Dr Shahjada said the DLS aims to provide training for small and marginal farmers on biosecurity so that they can save their farms from H5N1 infections. “Poultry birds are being inoculated regularly. We are now talking about the production of vaccines for the H5N1 virus. We have already talked to the Asian Development Bank (ADB) to this end and an ADB team visited our laboratory,” he said.

The Bangladesh government has taken an initiative to prepare the Pandemic Preparedness Plan to address the threat of future spillovers.

“We have been working on it. We have already prepared the draft of the Pandemic Preparedness Plan. After consultations with the stakeholders concerned, the plan will be sent to the technical and advisory committees for scrutiny, and then it will be submitted to the steering committee of the government for approval,” Dr Shahjada said.

But, experts observed, the measures Bangladesh has taken are not enough to deal with potential spillover of avian influenza.

Giasuddin suggested strengthening the surveillance system and laboratory capacity to address a future pandemic. “There is not enough allocation for virus surveillance in Bangladesh. Code-based allocation must be provided,” he added.

“Laboratory capacity must be made up to the mark to deal with future spillover events. Skilled human resources should be developed.
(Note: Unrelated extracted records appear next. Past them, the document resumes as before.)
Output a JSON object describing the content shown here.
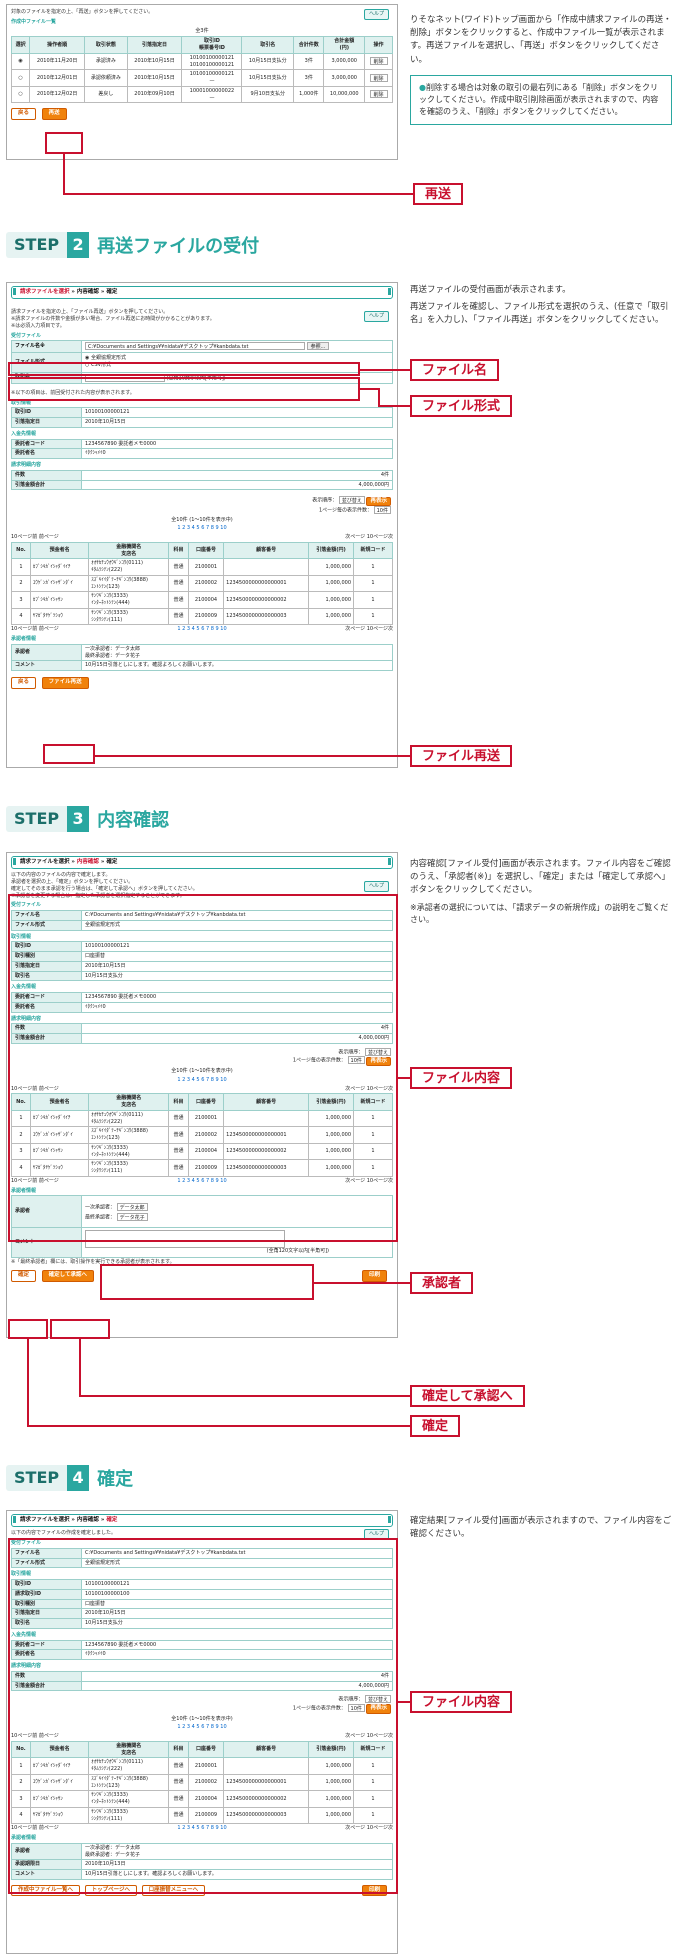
{
  "step1": {
    "intro": "対象のファイルを指定の上、「再送」ボタンを押してください。",
    "section": "作成中ファイル一覧",
    "total": "全3件",
    "help": "ヘルプ",
    "columns": [
      "選択",
      "操作者順",
      "取引状態",
      "引落指定日",
      "取引ID\n帳票番号ID",
      "取引名",
      "合計件数",
      "合計金額\n(円)",
      "操作"
    ],
    "rows": [
      [
        "2010年11月20日",
        "承認済み",
        "2010年10月15日",
        "10100100000121\n10100100000121",
        "10月15日支払分",
        "3件",
        "3,000,000",
        "削除"
      ],
      [
        "2010年12月01日",
        "承認依頼済み",
        "2010年10月15日",
        "10100100000121\n—",
        "10月15日支払分",
        "3件",
        "3,000,000",
        "削除"
      ],
      [
        "2010年12月02日",
        "差戻し",
        "2010年09月10日",
        "10001000000022\n—",
        "9月10日支払分",
        "1,000件",
        "10,000,000",
        "削除"
      ]
    ],
    "back_btn": "戻る",
    "resend_btn": "再送",
    "desc": "りそなネット(ワイド)トップ画面から「作成中請求ファイルの再送・削除」ボタンをクリックすると、作成中ファイル一覧が表示されます。再送ファイルを選択し、「再送」ボタンをクリックしてください。",
    "note": "削除する場合は対象の取引の最右列にある「削除」ボタンをクリックしてください。作成中取引削除画面が表示されますので、内容を確認のうえ、「削除」ボタンをクリックしてください。",
    "callout_resend": "再送"
  },
  "step2": {
    "step_label": "STEP",
    "num": "2",
    "title": "再送ファイルの受付",
    "crumb": [
      "請求ファイルを選択",
      "内容確認",
      "確定"
    ],
    "help": "ヘルプ",
    "intro": "請求ファイルを指定の上、「ファイル再送」ボタンを押してください。\n※請求ファイルの件数や金額が多い場合、ファイル再送にお時間がかかることがあります。\n※は必須入力項目です。",
    "sec_file": "受付ファイル",
    "file_name_label": "ファイル名※",
    "file_path": "C:¥Documents and Settings¥¥nidata¥デスクトップ¥kanbdata.txt",
    "ref_btn": "参照...",
    "file_fmt_label": "ファイル形式",
    "fmt_opt1": "全銀協規定形式",
    "fmt_opt2": "CSV形式",
    "torihiki_label": "取引名",
    "torihiki_hint": "(全角10文字以内[半角可])",
    "note_prev": "※以下の項目は、前回受付された内容が表示されます。",
    "sec_tori": "取引情報",
    "tori_rows": [
      [
        "取引ID",
        "10100100000121"
      ],
      [
        "引落指定日",
        "2010年10月15日"
      ]
    ],
    "sec_nyukin": "入金先情報",
    "nyukin_rows": [
      [
        "委託者コード",
        "1234567890 委託者メモ0000"
      ],
      [
        "委託者名",
        "ｲﾀｸｼｬﾒｲ0"
      ]
    ],
    "sec_meisai": "請求明細内容",
    "meisai_rows": [
      [
        "件数",
        "4件"
      ],
      [
        "引落金額合計",
        "4,000,000円"
      ]
    ],
    "sort_label": "表示順序：",
    "sort_val": "並び替え",
    "per_page_label": "1ページ毎の表示件数：",
    "per_page_val": "10件",
    "redisplay": "再表示",
    "page_info": "全10件 (1〜10件を表示中)",
    "pages": "1 2 3 4 5 6 7 8 9 10",
    "prev10": "10ページ前",
    "prev": "前ページ",
    "next": "次ページ",
    "next10": "10ページ次",
    "grid_cols": [
      "No.",
      "預金者名",
      "金融機関名\n支店名",
      "科目",
      "口座番号",
      "顧客番号",
      "引落金額(円)",
      "新規コード"
    ],
    "grid_rows": [
      [
        "1",
        "ｶﾌﾞｼｷｶﾞｲｼｬﾀﾞｲｲﾁ",
        "ｵｵｻｶﾁｭｳｵｳｷﾞﾝｺｳ(0111)\nｷﾀﾑﾗｼﾃﾝ(222)",
        "普通",
        "2100001",
        "",
        "1,000,000",
        "1"
      ],
      [
        "2",
        "ﾕｳｹﾞﾝｶﾞｲｼｬｻﾞﾝﾀﾞｲ",
        "ｽｽﾞｷｲｲﾀﾞﾃｰﾁｷﾞﾝｺｳ(3888)\nｴﾝﾄｼﾃﾝ(123)",
        "普通",
        "2100002",
        "1234500000000000001",
        "1,000,000",
        "1"
      ],
      [
        "3",
        "ｶﾌﾞｼｷｶﾞｲｼｬｻﾝ",
        "ｻﾝﾜｷﾞﾝｺｳ(3333)\nｲﾝﾀｰﾈｯﾄｼﾃﾝ(444)",
        "普通",
        "2100004",
        "1234500000000000002",
        "1,000,000",
        "1"
      ],
      [
        "4",
        "ﾔﾏｶﾞﾀﾔｹﾞﾂｼｮｳ",
        "ｻﾝﾜｷﾞﾝｺｳ(3333)\nｼﾝﾀﾜｼﾃﾝ(111)",
        "普通",
        "2100009",
        "1234500000000000003",
        "1,000,000",
        "1"
      ]
    ],
    "sec_approver": "承認者情報",
    "approver_label": "承認者",
    "approver_val": "一次承認者：データ太郎\n最終承認者：データ花子",
    "comment_label": "コメント",
    "comment_val": "10月15日引落としにします。確認よろしくお願いします。",
    "back_btn": "戻る",
    "resend_btn": "ファイル再送",
    "desc1": "再送ファイルの受付画面が表示されます。",
    "desc2": "再送ファイルを確認し、ファイル形式を選択のうえ、(任意で「取引名」を入力し)、「ファイル再送」ボタンをクリックしてください。",
    "callout_name": "ファイル名",
    "callout_fmt": "ファイル形式",
    "callout_resend": "ファイル再送"
  },
  "step3": {
    "step_label": "STEP",
    "num": "3",
    "title": "内容確認",
    "crumb": [
      "請求ファイルを選択",
      "内容確認",
      "確定"
    ],
    "help": "ヘルプ",
    "intro": "以下の内容のファイルの内容で確定します。\n承認者を選択の上、「確定」ボタンを押してください。\n確定してそのまま承認を行う場合は、「確定して承認へ」ボタンを押してください。\n※承認者を変更する場合は、指定した承認者を選択指定することができます。",
    "sec_file": "受付ファイル",
    "file_rows": [
      [
        "ファイル名",
        "C:¥Documents and Settings¥¥nidata¥デスクトップ¥kanbdata.txt"
      ],
      [
        "ファイル形式",
        "全銀協規定形式"
      ]
    ],
    "sec_tori": "取引情報",
    "tori_rows": [
      [
        "取引ID",
        "10100100000121"
      ],
      [
        "取引種別",
        "口座振替"
      ],
      [
        "引落指定日",
        "2010年10月15日"
      ],
      [
        "取引名",
        "10月15日支払分"
      ]
    ],
    "sec_nyukin": "入金先情報",
    "nyukin_rows": [
      [
        "委託者コード",
        "1234567890 委託者メモ0000"
      ],
      [
        "委託者名",
        "ｲﾀｸｼｬﾒｲ0"
      ]
    ],
    "sec_meisai": "請求明細内容",
    "meisai_rows": [
      [
        "件数",
        "4件"
      ],
      [
        "引落金額合計",
        "4,000,000円"
      ]
    ],
    "sec_approver": "承認者情報",
    "approver_label": "承認者",
    "approver_l1": "一次承認者：",
    "approver_v1": "データ太郎",
    "approver_l2": "最終承認者：",
    "approver_v2": "データ花子",
    "comment_label": "コメント",
    "comment_hint": "(全角120文字以内[半角可])",
    "note_bottom": "※「最終承認者」欄には、取引操作を実行できる承認者が表示されます。",
    "back_btn": "戻る",
    "confirm_approve_btn": "確定して承認へ",
    "confirm_btn": "確定",
    "print_btn": "印刷",
    "desc": "内容確認[ファイル受付]画面が表示されます。ファイル内容をご確認のうえ、「承認者(※)」を選択し、「確定」または「確定して承認へ」ボタンをクリックしてください。",
    "desc_note": "※承認者の選択については、「請求データの新規作成」の説明をご覧ください。",
    "callout_content": "ファイル内容",
    "callout_approver": "承認者",
    "callout_confirm_approve": "確定して承認へ",
    "callout_confirm": "確定"
  },
  "step4": {
    "step_label": "STEP",
    "num": "4",
    "title": "確定",
    "crumb": [
      "請求ファイルを選択",
      "内容確認",
      "確定"
    ],
    "help": "ヘルプ",
    "intro": "以下の内容でファイルの作成を確定しました。",
    "sec_file": "受付ファイル",
    "file_rows": [
      [
        "ファイル名",
        "C:¥Documents and Settings¥¥nidata¥デスクトップ¥kanbdata.txt"
      ],
      [
        "ファイル形式",
        "全銀協規定形式"
      ]
    ],
    "sec_tori": "取引情報",
    "tori_rows": [
      [
        "取引ID",
        "10100100000121"
      ],
      [
        "請求取引ID",
        "10100100000100"
      ],
      [
        "取引種別",
        "口座振替"
      ],
      [
        "引落指定日",
        "2010年10月15日"
      ],
      [
        "取引名",
        "10月15日支払分"
      ]
    ],
    "sec_nyukin": "入金先情報",
    "nyukin_rows": [
      [
        "委託者コード",
        "1234567890 委託者メモ0000"
      ],
      [
        "委託者名",
        "ｲﾀｸｼｬﾒｲ0"
      ]
    ],
    "sec_meisai": "請求明細内容",
    "meisai_rows": [
      [
        "件数",
        "4件"
      ],
      [
        "引落金額合計",
        "4,000,000円"
      ]
    ],
    "sec_approver": "承認者情報",
    "app_rows": [
      [
        "承認者",
        "一次承認者：データ太郎\n最終承認者：データ花子"
      ],
      [
        "承認期限日",
        "2010年10月13日"
      ],
      [
        "コメント",
        "10月15日引落としにします。確認よろしくお願いします。"
      ]
    ],
    "btn1": "作成中ファイル一覧へ",
    "btn2": "トップページへ",
    "btn3": "口座振替メニューへ",
    "print_btn": "印刷",
    "desc": "確定結果[ファイル受付]画面が表示されますので、ファイル内容をご確認ください。",
    "callout_content": "ファイル内容"
  }
}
One Health Comprehensive Contingency Plan should be prepared,” said Dr Hoque.

The regulatory measures are also poor in Bangladesh, Giasuddin said, asking the authorities concerned to update rules and regulations of the livestock department. “Skilled manpower should be hired too to enforce these rules and regulations,” he suggested.

This story was produced with support from Internews’ Earth Journalism Network.

Nadia Ali Rimi, programme coordinator and associate scientist (Programme for Emerging Infections) at icddr,b was misquoted as saying, “there is no record of human-to-human transmission of the virus till now. She said, “there is no record of sustained human-to-human transmission”. The error is regretted.